Bacon, Descartes, and Spinoza, disagreeing widely on other subjects, were agreed in discountenancing the study of final causes: Bacon, apparently, from dislike of the idea that the perfect adaptation of all things to the service of man rendered superfluous any efforts to make them more serviceable still; Descartes from his devotion to the mathematical method which was more applicable to a system of mechanical causation; Spinoza for the same reason, and also from his disbelief in a personal God. Leibniz, on the contrary, felt deeply impressed by a famous passage in Plato's Phædo, where Socrates, opposing the philosophy of teleology to the philosophy of mechanism, desiderates an explanation of nature as designed with a view to the highest good. But Leibniz did not go so far as Plato. Mediating between the two methods, he taught that all is done for the best, but also that all is done through an unbroken series of efficient causes. At the same time, these causes are only material in appearance; in reality they are spiritual beings. There is no such thing as dead matter; the universe consists of living forces all through. The general idea of force probably came from that infinite Power of which, according to Spinoza, the whole universe is at once the product and the expression; or it may have been suggested by Plato's incidental identification of Being with Action. But Leibniz found his type of force in human personality, which, following the lead of Aristotle
rather than of Plato, he conceived as an Entelechy, or realised Actuality, and a First Substance. After years of anxious reflection he chose the far happier name of Monad, a term originally coined by Bruno, but not, as would appear, directly borrowed from him by the German metaphysician.

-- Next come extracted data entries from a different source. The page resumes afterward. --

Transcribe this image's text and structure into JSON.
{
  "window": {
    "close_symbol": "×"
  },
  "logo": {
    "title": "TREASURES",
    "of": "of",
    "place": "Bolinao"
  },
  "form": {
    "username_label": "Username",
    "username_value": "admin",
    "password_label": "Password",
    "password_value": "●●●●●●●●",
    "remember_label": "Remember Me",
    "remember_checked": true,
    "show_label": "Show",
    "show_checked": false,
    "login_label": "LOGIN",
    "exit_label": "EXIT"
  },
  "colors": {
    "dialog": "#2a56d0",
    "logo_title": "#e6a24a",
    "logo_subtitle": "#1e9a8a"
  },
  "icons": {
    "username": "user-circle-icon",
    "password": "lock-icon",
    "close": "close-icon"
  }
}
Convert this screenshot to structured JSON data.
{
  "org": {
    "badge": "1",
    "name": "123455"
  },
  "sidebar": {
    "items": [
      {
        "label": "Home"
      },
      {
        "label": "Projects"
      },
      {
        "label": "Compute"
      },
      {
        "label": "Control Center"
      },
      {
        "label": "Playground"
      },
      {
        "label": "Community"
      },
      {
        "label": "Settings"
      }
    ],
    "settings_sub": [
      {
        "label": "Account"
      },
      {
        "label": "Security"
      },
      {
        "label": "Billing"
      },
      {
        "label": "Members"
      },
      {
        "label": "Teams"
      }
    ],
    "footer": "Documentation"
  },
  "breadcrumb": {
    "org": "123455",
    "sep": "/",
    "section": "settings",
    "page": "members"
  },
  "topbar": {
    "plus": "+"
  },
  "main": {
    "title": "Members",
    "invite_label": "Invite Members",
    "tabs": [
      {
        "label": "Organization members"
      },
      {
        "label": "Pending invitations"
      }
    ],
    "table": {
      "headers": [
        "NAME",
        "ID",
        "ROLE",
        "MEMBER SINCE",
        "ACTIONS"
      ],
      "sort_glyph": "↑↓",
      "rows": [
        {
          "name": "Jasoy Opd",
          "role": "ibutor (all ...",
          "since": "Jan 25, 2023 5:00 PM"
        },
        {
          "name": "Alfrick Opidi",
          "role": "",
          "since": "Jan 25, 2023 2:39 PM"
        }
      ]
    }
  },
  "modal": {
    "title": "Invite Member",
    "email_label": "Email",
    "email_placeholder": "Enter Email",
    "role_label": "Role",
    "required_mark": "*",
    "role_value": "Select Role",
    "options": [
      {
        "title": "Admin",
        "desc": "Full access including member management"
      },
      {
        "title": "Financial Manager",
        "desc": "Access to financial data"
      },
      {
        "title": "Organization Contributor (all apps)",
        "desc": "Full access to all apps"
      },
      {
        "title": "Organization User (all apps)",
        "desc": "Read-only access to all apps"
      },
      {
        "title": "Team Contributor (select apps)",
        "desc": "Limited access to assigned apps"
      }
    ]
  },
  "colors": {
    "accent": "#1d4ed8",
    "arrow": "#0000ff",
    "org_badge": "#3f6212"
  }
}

According to Leibniz, the monads or ultimate elements of existence are constituted by the two essential properties of psychic life, perception and appetency. In this connection two points have to be made clear. What he calls bare monads—i.e., the components of what is known as inorganic matter—although percipient, are not conscious of their perceptions; in his language they do not apperceive. And he endeavours to prove that such a mentality is possible by a reference to our own experience. We hear the roaring of waves on the seashore, but we do not hear the sound made by the falling of each particle of water. And yet we certainly must perceive it in some way or other, since the total volume of sound is made up of those inaudible impacts. He overlooks the conceivable alternative that the immediate antecedent of our auditory sensations is a cerebral disturbance, and that this must attain a certain volume in order to produce an effect on our consciousness. The other point is that the appetency of a monad does not mean an active impulse, but a search for more and more perceptions, a continuous widening of its cognitive range. In short, each monad is a little Leibniz for ever increasing the sum of its knowledge.
At no stage does that knowledge come from experience. The monad has no windows, no communication of any kind with the external world. But each reflects the whole universe, knowing what it knows by
mere introspection. And each reflects all the others at a different angle, the angles varying from one another by infinitesimal degrees, so that in their totality they form a continuous series of differentiated individuals. And the same law of infinitesimal differentiation is observed by the series of progressive changes through which the monads are ever passing, so that they keep exact step, the continuity of existence being unbroken in the order of succession as in the order of co-existence. Evidently there is no place for free-will in such a system; and that Leibniz, with his relentless fatalism, should not only admit the eternal punishment of predestined sinners, but even defend it as morally appropriate, obliges us to condemn his theology as utterly irrational or utterly insincere.
In this system animal and human souls are conceived as monads of superior rank occupying a central and commanding position among a multitude of inferior monads constituting what we call their bodies, and changing pari passu with them, the correspondence of their respective states being, according to Leibniz, of such a peculiarly intimate character that the phenomena of sensation and volition seem to result from a causal reaction instead of from a mechanical adjustment such as we can imagine to exist between two clocks so constructed and set as to strike the same hour at the same time. This theory of the relations between body and soul is known to philosophy as the system of pre-established harmony.
It may be asked how every monad can possibly reflect every other monad when we do not know what is passing in our own bodies, still less what is passing all over the universe. The answer consists in a convenient distinction between clear and confused
perceptions, the one constituting our actual and the other our potential knowledge. A more difficult problem is to explain how any particular monad—Leibniz or another—can consistently be a monadologist rather than a solipsist believing only in its own existence. Here, as usual, the Deus ex Machina comes in. Following Descartes, I think of God as a perfect Being whose idea involves his existence, with, of course, the power, will, and wisdom to create the best possible world—a universe of monads—which, again, by its perfect mutual adjustments, proves that there is a God. A more serious, and indeed absolutely insuperable, objection arises from the definition of the monads as nothing but mutually reflecting entities. For even an infinity of little mirrors with nothing but each other to reflect must at once collapse into absolute vacuity. And with their disappearance their creator also disappears. God, the supreme monad, we are told, has only clear perceptions; but the clearness is of no avail when he has nothing to perceive but an absolute blank. Leibniz rejected the objectivity of time and space; yet the hollow infinity of those blank forms seems, in his philosophy, to have reached the consciousness of itself.